As examples of my process, I will share my resolutions and planning details on this blog in upcoming posts. They won’t all be done by January 1st as the formal documentation ready for presentation won’t all be ready by then. It’ll be a lot, but I know how to manage it all from experience. However, I will share the resolutions as I get them, and an interactive way I, and anybody who cares, can see daily progress via an interactive online visual, I will build with my data visualization skills!
Finally, for past records, I usually succeed “fully” somewhere between half and two thirds of about a dozen resolutions a year. By succeed “fully”, I mean I fulfilled the resolution as I had intended it. Part of my method, though, has “levels” of success, which I brand as Gold, Silver, and Bronze, so if the Gold standard (the resolution as intended) can’t be met, I can still try for the Silver or Bronze standard so as not to waste all the effort, and still get something out of it, should it still remained meaningful to me.

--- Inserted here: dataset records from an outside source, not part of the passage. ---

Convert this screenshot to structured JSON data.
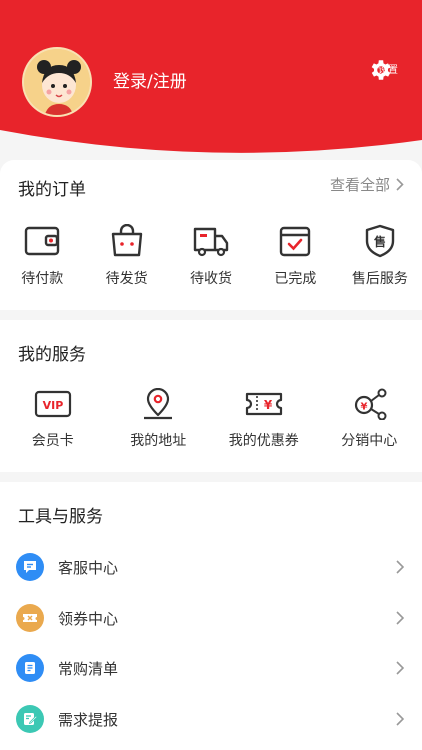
{
  "colors": {
    "brand": "#e8242b",
    "icon_dark": "#333333",
    "text_muted": "#888888"
  },
  "header": {
    "login_label": "登录/注册",
    "settings_label": "设置",
    "settings_icon": "gear-icon"
  },
  "orders": {
    "title": "我的订单",
    "view_all": "查看全部",
    "items": [
      {
        "label": "待付款",
        "icon": "wallet-icon"
      },
      {
        "label": "待发货",
        "icon": "bag-icon"
      },
      {
        "label": "待收货",
        "icon": "truck-icon"
      },
      {
        "label": "已完成",
        "icon": "calendar-check-icon"
      },
      {
        "label": "售后服务",
        "icon": "shield-service-icon",
        "glyph": "售"
      }
    ]
  },
  "services": {
    "title": "我的服务",
    "items": [
      {
        "label": "会员卡",
        "icon": "vip-card-icon",
        "glyph": "VIP"
      },
      {
        "label": "我的地址",
        "icon": "location-pin-icon"
      },
      {
        "label": "我的优惠券",
        "icon": "coupon-icon",
        "glyph": "¥"
      },
      {
        "label": "分销中心",
        "icon": "distribution-icon",
        "glyph": "¥"
      }
    ]
  },
  "tools": {
    "title": "工具与服务",
    "items": [
      {
        "label": "客服中心",
        "icon": "chat-icon",
        "color": "#2f8df5"
      },
      {
        "label": "领券中心",
        "icon": "ticket-icon",
        "color": "#eaa94e"
      },
      {
        "label": "常购清单",
        "icon": "list-icon",
        "color": "#2f8df5"
      },
      {
        "label": "需求提报",
        "icon": "edit-icon",
        "color": "#3cc8b4"
      }
    ]
  }
}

Many resolutions are new things to try, and humans are generally terrible at predicting, both, the future and what they’ll like. So some things I commit to, I will find out I no longer care for much as I get deep into it, and will abandon the resolution. However, I rarely do because of having asked myself all those questions in the method I devised, so I still fight for those other standards, and regroup to see if I want to try again the next year, or if the level I had attained were sufficient. In terms of completion rate, as in seeing resolutions through the year, at Gold standard or not, I’m flying at about 92%, by coincidence to the average failure rate, with about one resolution abandoned among roughly a dozen each year. By Gold standard success rate, between 50-67% most years. Compare that to the 8% rate for seeing things through the year, successful or not! But there’s no magic to it. I just plan things well with my method, and work hard at it, partially guaranteed by having strong motivators identified in the process. In 2020, I am looking at:
- Seeing through 19 of 21 resolutions for the year;
- 14 Gold standards;
- 1 Silver standard;
- 4 Bronze standard; and
- 2 Abandoned.
Don’t you want your resolution fulfillment to be something like that? If you do, and were willing to put in the work, give my method a try!